Лицо Готфрида вспыхнуло от дерзких слов Габриелы, но, с трудом овладев собой, он остался на своем месте, прислушиваясь, что будет далее.
– Боже мой! Перестаньте бранить меня, Арно, из-за этого красавца, в которого вы с Вилибальдом решительно влюблены, – отвечала шутливо графиня. – Скажите лучше, какой цвет мне выбрать для первого бала, на который вы меня повезете первого декабря к барону X.
– Могу ли я вас бранить, Габриела! Неужели Веренфельс позволил себе что-нибудь в этом роде? Бедный малый! Какая злая доля – не понравиться самой красивой женщине в мире.

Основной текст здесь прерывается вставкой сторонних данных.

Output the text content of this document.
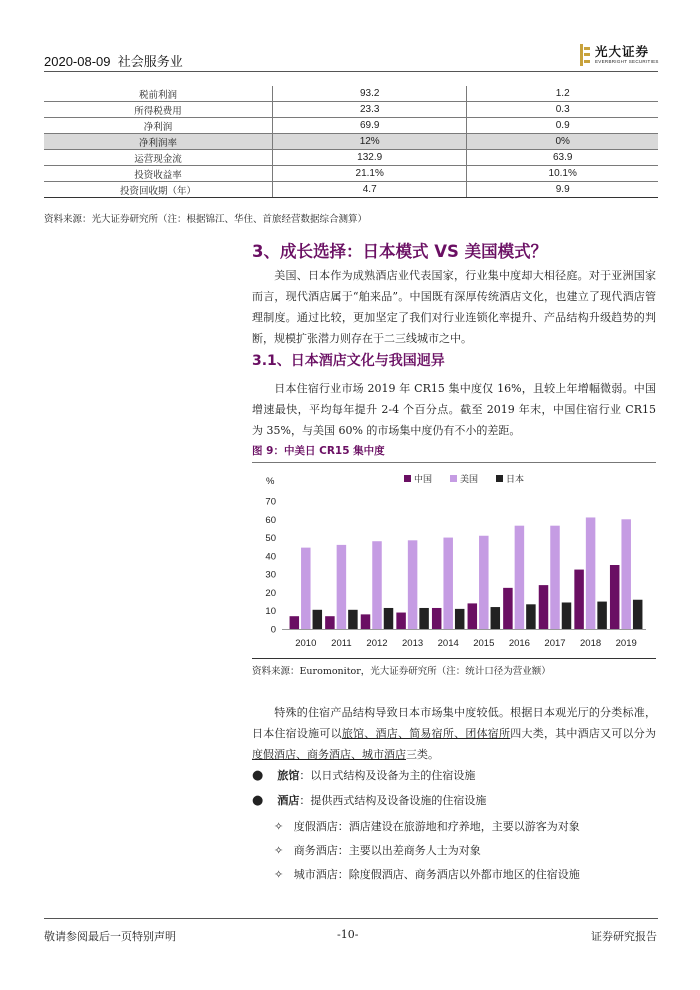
2020-08-09 社会服务业
光大证券
EVERBRIGHT SECURITIES
税前利润	93.2	1.2
所得税费用	23.3	0.3
净利润	69.9	0.9
净利润率	12%	0%
运营现金流	132.9	63.9
投资收益率	21.1%	10.1%
投资回收期（年）	4.7	9.9
资料来源：光大证券研究所（注：根据锦江、华住、首旅经营数据综合测算）
3、成长选择：日本模式 VS 美国模式？
美国、日本作为成熟酒店业代表国家，行业集中度却大相径庭。对于亚洲国家而言，现代酒店属于“舶来品”。中国既有深厚传统酒店文化，也建立了现代酒店管理制度。通过比较，更加坚定了我们对行业连锁化率提升、产品结构升级趋势的判断，规模扩张潜力则存在于二三线城市之中。
3.1、日本酒店文化与我国迥异
日本住宿行业市场 2019 年 CR15 集中度仅 16%，且较上年增幅微弱。中国增速最快，平均每年提升 2-4 个百分点。截至 2019 年末，中国住宿行业 CR15 为 35%，与美国 60% 的市场集中度仍有不小的差距。
图 9：中美日 CR15 集中度
0
10
20
30
40
50
60
70
%
2010 2011 2012 2013 2014 2015 2016 2017 2018 2019
中国	美国	日本
资料来源：Euromonitor，光大证券研究所（注：统计口径为营业额）
特殊的住宿产品结构导致日本市场集中度较低。根据日本观光厅的分类标准，日本住宿设施可以旅馆、酒店、简易宿所、团体宿所四大类，其中酒店又可以分为度假酒店、商务酒店、城市酒店三类。
● 旅馆：以日式结构及设备为主的住宿设施
● 酒店：提供西式结构及设备设施的住宿设施
✧ 度假酒店：酒店建设在旅游地和疗养地，主要以游客为对象
✧ 商务酒店：主要以出差商务人士为对象
✧ 城市酒店：除度假酒店、商务酒店以外都市地区的住宿设施
敬请参阅最后一页特别声明	-10-	证券研究报告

– Опять о нем! Это просто невыносимо. Впрочем, вы имее те способность угадывать. Мне кажется, что этот дуралей вменяет мне в преступление дары, которыми наделила меня природа. Ах, виновата, скажу иначе, так как вы этого желаете, Арно. Этот достойнейший человек, кажется, ничего не смыслит в красоте. Замечательный агроном, он в поле, в конюшне совсем на своем месте, но на паркете чувст вует себя неловко. Его идеал, «вероятно, здоровая, деревенская женщина с широкими, как валек, руками, толстощекая и румяная, как мак. Конечно, такую женщину он предпочел бы Венере Милосской, если только понимает разницу; но вернее всего, что он не умеет отличить коровы от порядочной женщины.
Графиня говорила с ожесточенным удовольствием, возвысив голос и отчеканивая каждое слово. И это потому, что она вдруг увидела Готфрида в зеркале, отражавшем через открытую дверь окно, возле которого он сидел и, казалось, был погружен в чтение журнала.